Certaines des questions que, sans aucun doute, ces sculptures soulèvent dans l'esprit des visiteurs du Musée doivent être: qui représentent ces hommes? Que signifie sa tenue? De quoi sont-ils faits? Alors, ont-ils été trouvés? Dans quel endroit? Quand? Comment feraient-ils? Et ainsi de suite. Ensuite, j'essaierai de répondre à certaines de ces inconnues; Plusieurs d'entre eux nous sont clarifiés par les savants du sujet, d'autres, l'observation même des pièces.

Ce sont deux sculptures en céramique structurellement égales mais non identiques; chacun représente un guerrier aigle »(soldats du soleil, membres de l'un des ordres militaires les plus importants de la société aztèque), et a été retrouvé en décembre 1981 lors des fouilles du Templo Mayor, dans l'enceinte des guerriers de l'aigle.

Il est peu probable que ces pièces aient été créées dans le but de donner au site un détail esthétique. Sans aucun doute, l'artiste a dû les concevoir comme des représentations, non des guerriers, mais de leur essence: des hommes pleins de fierté d'appartenir à ce groupe restreint, pleins de vigueur et de courage nécessaires pour être les protagonistes de grands exploits militaires, et avec le courage une tempérance et une sagesse suffisantes pour maintenir la force de l'empire. Conscient de l'importance de ces personnages, l'artiste ne se soucie pas de la perfection dans leurs petits détails: il laisse sa main libre pour représenter la force, pas la beauté; il a modelé et modelé l'argile au service de la représentation des qualités, sans la préciosité de la technique, mais sans la négliger. Les pièces elles-mêmes nous parlent de quelqu'un qui connaissait son métier, compte tenu de la qualité de son élaboration et des solutions qu'une œuvre de cette taille exigeait.

Emplacement

Comme nous l'avons déjà dit, les deux sculptures ont été trouvées dans l'enceinte des guerriers de l'aigle, le quartier général exclusif de ce groupe de nobles combattants. Pour donner une idée du lieu, il est important de savoir comment ce magnifique site est structuré architecturalement. L'enceinte se compose de plusieurs pièces dont la plupart ont des murs peints et une sorte de «banc» en pierre (d'une hauteur de 60 cm) qui en dépasse à environ 1 m; devant ce «banc» se trouve une procession de guerriers polychromes.
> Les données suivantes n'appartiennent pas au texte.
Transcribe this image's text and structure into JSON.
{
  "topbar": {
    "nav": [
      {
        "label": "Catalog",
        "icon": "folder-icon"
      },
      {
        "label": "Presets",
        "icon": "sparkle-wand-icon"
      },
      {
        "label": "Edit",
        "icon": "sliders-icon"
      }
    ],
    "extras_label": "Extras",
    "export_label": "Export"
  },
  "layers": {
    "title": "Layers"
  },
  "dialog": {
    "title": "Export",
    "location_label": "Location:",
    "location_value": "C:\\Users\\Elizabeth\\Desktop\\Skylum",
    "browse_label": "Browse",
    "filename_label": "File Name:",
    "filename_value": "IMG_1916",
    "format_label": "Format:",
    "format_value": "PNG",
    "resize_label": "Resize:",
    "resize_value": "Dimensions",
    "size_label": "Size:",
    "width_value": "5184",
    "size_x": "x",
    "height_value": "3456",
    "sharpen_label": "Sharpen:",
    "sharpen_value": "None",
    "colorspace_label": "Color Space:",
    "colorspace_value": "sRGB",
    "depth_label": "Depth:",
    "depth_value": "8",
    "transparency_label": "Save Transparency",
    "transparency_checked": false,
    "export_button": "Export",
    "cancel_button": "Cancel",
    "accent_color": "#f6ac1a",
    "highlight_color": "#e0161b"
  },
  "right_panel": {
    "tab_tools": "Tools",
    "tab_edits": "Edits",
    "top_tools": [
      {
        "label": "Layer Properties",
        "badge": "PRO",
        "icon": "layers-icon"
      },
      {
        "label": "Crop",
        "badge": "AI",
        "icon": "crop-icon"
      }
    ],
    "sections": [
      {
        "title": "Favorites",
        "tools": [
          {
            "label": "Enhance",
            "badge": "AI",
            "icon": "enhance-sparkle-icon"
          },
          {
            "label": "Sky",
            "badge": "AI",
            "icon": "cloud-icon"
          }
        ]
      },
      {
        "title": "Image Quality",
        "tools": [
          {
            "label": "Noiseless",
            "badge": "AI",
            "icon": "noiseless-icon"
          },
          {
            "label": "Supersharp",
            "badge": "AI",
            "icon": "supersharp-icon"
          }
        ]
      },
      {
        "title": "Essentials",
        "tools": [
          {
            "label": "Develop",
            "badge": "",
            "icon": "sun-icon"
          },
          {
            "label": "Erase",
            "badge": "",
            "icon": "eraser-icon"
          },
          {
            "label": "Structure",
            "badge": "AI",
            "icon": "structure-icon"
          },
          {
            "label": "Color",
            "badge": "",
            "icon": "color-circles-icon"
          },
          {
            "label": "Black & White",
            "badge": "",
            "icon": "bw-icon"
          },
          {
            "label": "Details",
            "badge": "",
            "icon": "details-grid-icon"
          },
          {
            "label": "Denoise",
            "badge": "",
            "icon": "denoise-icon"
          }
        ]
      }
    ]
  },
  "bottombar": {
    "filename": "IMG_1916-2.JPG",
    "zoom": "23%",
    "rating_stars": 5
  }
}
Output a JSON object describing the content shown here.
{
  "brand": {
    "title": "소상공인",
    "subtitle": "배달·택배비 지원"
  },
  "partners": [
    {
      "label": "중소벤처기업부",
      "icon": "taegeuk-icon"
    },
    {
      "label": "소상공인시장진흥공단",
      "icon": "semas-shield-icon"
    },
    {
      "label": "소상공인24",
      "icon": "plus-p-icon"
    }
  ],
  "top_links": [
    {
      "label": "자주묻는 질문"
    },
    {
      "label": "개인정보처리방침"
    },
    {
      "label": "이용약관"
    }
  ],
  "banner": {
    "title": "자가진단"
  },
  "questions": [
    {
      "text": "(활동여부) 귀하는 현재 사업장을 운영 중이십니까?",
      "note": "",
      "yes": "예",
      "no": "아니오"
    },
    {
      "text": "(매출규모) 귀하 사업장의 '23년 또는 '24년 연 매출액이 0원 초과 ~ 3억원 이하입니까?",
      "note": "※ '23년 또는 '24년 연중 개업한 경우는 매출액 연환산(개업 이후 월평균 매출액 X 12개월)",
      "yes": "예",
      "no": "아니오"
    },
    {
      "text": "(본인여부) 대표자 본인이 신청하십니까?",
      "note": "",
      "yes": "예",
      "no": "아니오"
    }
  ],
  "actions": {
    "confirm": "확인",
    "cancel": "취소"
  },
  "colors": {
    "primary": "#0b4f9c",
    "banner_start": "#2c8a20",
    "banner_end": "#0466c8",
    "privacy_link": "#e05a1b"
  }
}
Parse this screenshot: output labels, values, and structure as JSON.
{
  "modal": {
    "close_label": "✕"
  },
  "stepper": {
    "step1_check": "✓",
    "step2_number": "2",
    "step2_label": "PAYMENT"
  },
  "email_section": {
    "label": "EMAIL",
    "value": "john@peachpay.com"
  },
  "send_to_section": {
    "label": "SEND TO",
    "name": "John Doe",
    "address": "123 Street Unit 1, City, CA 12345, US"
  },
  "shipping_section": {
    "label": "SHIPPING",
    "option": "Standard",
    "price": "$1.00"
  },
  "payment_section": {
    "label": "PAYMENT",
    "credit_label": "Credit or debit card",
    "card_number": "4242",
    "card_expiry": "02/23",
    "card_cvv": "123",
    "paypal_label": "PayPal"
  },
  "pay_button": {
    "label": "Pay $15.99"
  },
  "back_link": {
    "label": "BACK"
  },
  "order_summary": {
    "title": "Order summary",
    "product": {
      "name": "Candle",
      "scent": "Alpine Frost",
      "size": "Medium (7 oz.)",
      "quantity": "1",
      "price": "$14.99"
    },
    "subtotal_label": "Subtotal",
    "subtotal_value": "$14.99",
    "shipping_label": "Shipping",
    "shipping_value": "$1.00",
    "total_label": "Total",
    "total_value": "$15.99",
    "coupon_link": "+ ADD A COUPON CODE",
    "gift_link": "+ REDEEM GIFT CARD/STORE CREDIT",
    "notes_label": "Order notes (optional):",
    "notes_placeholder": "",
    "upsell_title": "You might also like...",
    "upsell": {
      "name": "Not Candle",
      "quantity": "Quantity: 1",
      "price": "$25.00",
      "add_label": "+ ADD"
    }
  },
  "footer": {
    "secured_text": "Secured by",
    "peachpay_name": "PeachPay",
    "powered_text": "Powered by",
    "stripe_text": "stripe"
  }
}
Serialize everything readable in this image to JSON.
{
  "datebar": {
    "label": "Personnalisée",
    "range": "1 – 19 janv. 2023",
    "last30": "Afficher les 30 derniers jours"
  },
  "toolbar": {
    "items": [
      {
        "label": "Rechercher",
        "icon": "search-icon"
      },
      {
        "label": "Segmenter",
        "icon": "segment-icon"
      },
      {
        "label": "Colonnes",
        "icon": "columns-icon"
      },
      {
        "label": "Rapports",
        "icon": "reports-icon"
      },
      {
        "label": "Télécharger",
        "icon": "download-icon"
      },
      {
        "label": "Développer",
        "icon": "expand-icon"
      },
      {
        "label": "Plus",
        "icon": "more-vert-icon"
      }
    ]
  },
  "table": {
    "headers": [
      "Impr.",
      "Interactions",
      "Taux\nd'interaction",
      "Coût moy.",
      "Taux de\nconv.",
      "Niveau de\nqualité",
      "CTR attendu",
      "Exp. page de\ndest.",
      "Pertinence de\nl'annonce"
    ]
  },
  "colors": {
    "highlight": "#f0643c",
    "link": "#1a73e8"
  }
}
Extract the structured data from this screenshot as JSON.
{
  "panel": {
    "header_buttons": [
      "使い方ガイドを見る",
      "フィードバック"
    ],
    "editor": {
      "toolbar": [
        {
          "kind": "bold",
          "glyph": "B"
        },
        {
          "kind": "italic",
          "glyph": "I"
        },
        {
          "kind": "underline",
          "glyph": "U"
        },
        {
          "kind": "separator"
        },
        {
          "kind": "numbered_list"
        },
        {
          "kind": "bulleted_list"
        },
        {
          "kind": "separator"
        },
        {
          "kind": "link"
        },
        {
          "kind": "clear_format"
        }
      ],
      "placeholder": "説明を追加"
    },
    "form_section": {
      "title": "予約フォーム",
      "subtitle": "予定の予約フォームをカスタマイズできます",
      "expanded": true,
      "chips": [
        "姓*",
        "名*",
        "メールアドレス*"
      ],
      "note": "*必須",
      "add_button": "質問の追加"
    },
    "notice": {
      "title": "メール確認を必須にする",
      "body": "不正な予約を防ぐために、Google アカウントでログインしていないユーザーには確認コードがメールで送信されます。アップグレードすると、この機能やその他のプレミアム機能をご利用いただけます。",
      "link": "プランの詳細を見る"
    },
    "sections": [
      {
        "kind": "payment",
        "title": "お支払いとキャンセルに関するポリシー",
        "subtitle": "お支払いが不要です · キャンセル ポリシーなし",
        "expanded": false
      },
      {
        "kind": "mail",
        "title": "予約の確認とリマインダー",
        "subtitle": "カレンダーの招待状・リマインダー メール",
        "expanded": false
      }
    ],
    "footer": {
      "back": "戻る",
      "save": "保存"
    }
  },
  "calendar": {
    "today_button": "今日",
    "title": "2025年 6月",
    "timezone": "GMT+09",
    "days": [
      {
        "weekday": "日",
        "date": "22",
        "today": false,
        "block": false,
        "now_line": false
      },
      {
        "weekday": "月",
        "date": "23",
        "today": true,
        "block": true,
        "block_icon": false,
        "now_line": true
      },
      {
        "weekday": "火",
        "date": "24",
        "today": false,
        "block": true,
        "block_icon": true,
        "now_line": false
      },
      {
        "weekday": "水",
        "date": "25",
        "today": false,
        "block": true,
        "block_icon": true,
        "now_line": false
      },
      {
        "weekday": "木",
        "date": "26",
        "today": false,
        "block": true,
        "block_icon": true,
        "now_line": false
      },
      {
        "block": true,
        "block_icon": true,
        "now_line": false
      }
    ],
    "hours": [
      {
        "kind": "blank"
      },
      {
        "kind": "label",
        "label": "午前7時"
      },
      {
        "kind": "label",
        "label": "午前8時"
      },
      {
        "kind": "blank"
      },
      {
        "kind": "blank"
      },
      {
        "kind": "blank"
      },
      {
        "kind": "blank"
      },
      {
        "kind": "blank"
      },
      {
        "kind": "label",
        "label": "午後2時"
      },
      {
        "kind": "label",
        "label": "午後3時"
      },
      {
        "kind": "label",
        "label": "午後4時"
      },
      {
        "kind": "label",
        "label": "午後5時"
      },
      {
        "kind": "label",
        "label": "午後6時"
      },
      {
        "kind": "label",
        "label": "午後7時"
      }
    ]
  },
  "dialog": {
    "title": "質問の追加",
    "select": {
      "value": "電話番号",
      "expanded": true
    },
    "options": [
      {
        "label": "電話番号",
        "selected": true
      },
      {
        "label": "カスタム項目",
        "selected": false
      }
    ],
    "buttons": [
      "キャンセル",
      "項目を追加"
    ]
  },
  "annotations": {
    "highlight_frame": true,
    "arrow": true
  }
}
Dans l'accès à la première salle, debout sur les trottoirs et flanquant l'entrée, se trouvaient ces guerriers aigles grandeur nature.

Sa présentation

D'une longueur de 1,70 m et d'une épaisseur maximale de 1,20 à la hauteur des bras, ces personnages se parent des attributs de l'ordre guerrier. Leurs costumes, serrés au corps, sont la représentation stylisée d'un aigle qui couvre les bras et les jambes, ces derniers descendant jusqu'aux genoux, là où apparaissent les griffes de l'oiseau. Les pieds sont chaussés de sandales. Les bras pliés sont projetés à l'avant, avec une extension vers les côtés qui représente les ailes, qui portent des plumes stylisées partout. Son imposante garde-robe se termine par un élégant casque en forme de tête d'aigle à bec ouvert, d'où émerge le visage du guerrier; il présente des perforations dans les narines et dans les lobes d'oreille.

L'élaboration

Le corps et le visage ont été moulés, car à l'intérieur, on pouvait voir l'empreinte digitale de l'artiste qui a appliqué l'argile par pression pour obtenir une couche épaisse et uniforme. Pour les bras, il a sûrement répandu l'argile et les a roulés pour les façonner et les joindre plus tard au corps. Le "casque", les ailes, les stylisations du plumage et les griffes ont été modelés à part et ajoutés au corps. Ces parties n'étaient pas parfaitement lissées, contrairement aux parties visibles du corps, comme le visage, les mains et les jambes. En raison de ses dimensions, le travail devait être effectué par parties, qui étaient reliées au moyen de "pointes" faites de la même argile: une à la taille, une autre sur chaque jambe aux genoux et la dernière sur la tête. il a un très long cou.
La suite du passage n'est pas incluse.